Voltaire, Dictionnaire philosophique

Apprendre par coeur, l’expression me paraît si jolie que j’avais blogué à ce propos il y a quelques années, et j’y reviens par plaisir.
Que vient faire le coeur dans cet apprentissage ? On apprend d’abord avec la tête, non ?
Dans l’Antiquité, le coeur ( -> Le robert ) était considéré comme le siège des fonctions vitales, des émotions et des passions, et aussi de l’intelligence, de la volonté et de la mémoire. Plus tard, grâce aux progrès de la science de l’anatomie, ces dernières valeurs seront rattachées au cerveau.

Le mot coeur est en latin  » cor, cordis « , en grec  » kardia « , d’où viennent entre autres les mots accord, concorde, cordial, discorde, miséricorde, courage …

Il fallait du courage autrefois pour apprendre les interminables récitations imposées par la maîtresse ou le professeur de français. On les apprenait à contre-coeur, et pourtant il fallait bien les savoir par coeur sous peine de punition. Si le coeur n’y était pas, la tête ne retenait pas, et c’était la retenue !

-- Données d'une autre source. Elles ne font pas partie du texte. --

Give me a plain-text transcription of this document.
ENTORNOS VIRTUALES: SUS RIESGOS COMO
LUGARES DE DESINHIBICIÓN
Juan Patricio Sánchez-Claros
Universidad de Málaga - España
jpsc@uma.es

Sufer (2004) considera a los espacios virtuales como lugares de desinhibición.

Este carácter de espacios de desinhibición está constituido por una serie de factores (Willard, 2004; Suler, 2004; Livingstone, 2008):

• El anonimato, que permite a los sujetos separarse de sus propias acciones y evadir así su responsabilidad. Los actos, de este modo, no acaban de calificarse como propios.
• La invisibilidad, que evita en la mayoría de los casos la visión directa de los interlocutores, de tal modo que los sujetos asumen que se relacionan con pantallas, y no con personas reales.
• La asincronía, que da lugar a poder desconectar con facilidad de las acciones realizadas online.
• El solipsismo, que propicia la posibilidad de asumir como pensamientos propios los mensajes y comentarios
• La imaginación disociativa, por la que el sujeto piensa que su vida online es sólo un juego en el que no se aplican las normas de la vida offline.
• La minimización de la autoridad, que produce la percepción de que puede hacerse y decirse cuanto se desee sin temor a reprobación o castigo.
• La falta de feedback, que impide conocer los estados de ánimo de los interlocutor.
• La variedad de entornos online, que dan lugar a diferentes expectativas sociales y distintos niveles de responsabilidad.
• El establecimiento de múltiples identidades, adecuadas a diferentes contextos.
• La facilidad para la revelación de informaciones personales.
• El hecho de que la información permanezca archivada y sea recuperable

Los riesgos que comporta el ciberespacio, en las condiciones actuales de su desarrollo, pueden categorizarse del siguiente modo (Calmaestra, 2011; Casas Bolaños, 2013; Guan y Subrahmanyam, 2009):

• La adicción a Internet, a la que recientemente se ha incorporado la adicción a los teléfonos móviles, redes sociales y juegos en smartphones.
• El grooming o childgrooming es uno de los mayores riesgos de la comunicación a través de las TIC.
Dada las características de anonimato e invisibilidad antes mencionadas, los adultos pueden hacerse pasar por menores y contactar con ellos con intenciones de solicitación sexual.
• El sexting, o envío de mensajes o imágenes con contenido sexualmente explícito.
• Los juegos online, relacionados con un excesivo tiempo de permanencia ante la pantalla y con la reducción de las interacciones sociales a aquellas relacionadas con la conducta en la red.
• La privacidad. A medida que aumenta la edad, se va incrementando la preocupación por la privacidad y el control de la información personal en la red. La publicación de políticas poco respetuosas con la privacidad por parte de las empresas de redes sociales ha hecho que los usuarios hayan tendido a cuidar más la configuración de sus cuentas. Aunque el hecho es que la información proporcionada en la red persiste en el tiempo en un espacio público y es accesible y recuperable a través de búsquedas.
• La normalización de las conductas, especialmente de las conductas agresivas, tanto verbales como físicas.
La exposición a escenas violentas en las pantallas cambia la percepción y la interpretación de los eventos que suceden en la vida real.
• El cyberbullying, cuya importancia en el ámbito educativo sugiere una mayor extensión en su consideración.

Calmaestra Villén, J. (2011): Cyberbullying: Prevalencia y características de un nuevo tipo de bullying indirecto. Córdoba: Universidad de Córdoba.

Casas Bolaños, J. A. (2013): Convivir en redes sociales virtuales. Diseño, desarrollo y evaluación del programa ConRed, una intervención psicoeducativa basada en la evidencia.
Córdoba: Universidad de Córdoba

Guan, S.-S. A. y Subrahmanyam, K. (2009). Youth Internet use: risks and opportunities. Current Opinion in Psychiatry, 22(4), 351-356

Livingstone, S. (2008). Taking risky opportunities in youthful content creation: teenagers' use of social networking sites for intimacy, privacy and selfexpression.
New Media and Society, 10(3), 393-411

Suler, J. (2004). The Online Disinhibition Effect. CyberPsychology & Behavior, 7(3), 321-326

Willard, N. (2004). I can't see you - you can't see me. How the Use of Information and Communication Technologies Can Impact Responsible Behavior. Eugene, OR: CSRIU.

Je me souviens qu’en classe de quatrième, Le Cid m’a fait décrocher le premier prix de récitation. Et pourtant Corneille ne m’emballait pas, je n’avais pas encore découvert Gérard Philipe, mais le professeur m’avait attribué le rôle de Chimène, celui de Rodrigue à un garçon de la classe, et nous devions donc réciter en duo. Le garçon m’aimait bien et m’avait dit que j’étais sa jolie Chimène, alors, sous les feux de cette déclaration, j’avais rassemblé tout mon courage et mis tout mon coeur à déclamer de mon mieux les vers de Corneille.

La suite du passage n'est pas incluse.